Objective of the Article

Why do some states develop, while others do not?

This is a very dominant question in development studies which does not have one universal answer, although many theories have been put forth by various scholars. For example, some would argue that historical reasons such as colonial legacies , which are affected by geographical factors (Engerman,Sokoloff 1994), were the main reasons for failed development attempts in countries. Others would argue that institutional differences between nations are the main cause for different development paths between different states (Acemoglu, Johnson and Robinson 2002). There are even some who claim that infighting between elites within a nation is what really hampers the development attempts of the country (Waldner 2018). Although all of these arguments have valid points to explain the difference in development paths of countries, this article will focus on a different explanation for the divergence of development, that has happened and is happening right now. This explanation is the policy differences across governments. To validate this argument, comparisons of Turkey and South Korea will be used. Even though at the surface these countries didn’t have much in common, they actually had very similar circumstances at the beginning of their nationhood, from their economic situation to their allies and geopolitical importance, Turkey and Korea had a lot of similarities. This begs the question, why did Korea develop so successfully while Turkey couldn’t. This article will first focus on the similarities between these countries and how these similarities disprove some other theories for differences in development. Then it will focus on differences and explain, why their effect on differences of development is minimum. Lastly it will draw a final conclusion, as to why Korea developed more than Turkey.
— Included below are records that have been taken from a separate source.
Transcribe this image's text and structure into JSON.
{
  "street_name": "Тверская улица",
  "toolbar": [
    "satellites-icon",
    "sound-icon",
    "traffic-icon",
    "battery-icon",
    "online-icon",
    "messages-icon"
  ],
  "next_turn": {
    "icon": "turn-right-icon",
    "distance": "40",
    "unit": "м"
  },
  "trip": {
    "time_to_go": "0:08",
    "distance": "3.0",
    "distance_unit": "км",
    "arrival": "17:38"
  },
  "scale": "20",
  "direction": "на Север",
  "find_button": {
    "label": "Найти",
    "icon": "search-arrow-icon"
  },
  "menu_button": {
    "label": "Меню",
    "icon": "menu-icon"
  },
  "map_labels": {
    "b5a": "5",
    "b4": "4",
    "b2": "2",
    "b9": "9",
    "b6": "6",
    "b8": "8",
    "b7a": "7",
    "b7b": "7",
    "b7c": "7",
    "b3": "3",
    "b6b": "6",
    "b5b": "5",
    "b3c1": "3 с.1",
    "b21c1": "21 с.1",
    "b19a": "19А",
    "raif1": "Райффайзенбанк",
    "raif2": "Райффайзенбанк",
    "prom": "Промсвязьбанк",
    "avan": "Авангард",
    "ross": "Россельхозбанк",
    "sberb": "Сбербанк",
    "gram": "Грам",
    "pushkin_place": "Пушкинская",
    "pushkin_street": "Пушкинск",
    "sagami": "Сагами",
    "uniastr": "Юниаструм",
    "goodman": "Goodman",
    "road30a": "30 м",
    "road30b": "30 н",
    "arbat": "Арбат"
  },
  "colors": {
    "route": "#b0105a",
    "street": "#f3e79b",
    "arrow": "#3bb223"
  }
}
Both South Korea and Turkey were allies of the USA during the Cold War. They bordered socialist countries such as North Korea and the Soviet Union respectively.

Their geopolitical situation made them valuable to the USA and therefore they were financially supported and highly influenced by the super power. (Üstün, 1997) ( Click here for more information​).

The fact that Turkey benefited from the Marshall Plan even though it did not suffer during the WW2, and South Korea got most of the capital that was needed to rebuild the country after the Korean War from US, are clear evidences for this. Both had totalitarian regimes initially, that tried to achieve development (Aydin, 2005). Both of them lack natural resources like oil or gas, which helped many Middle Eastern countries financially. Education in both of these countries was very weak initially. Evidences for this is the literacy rate of these countries had at the early stage of their nationhood. (Gök, n.d.)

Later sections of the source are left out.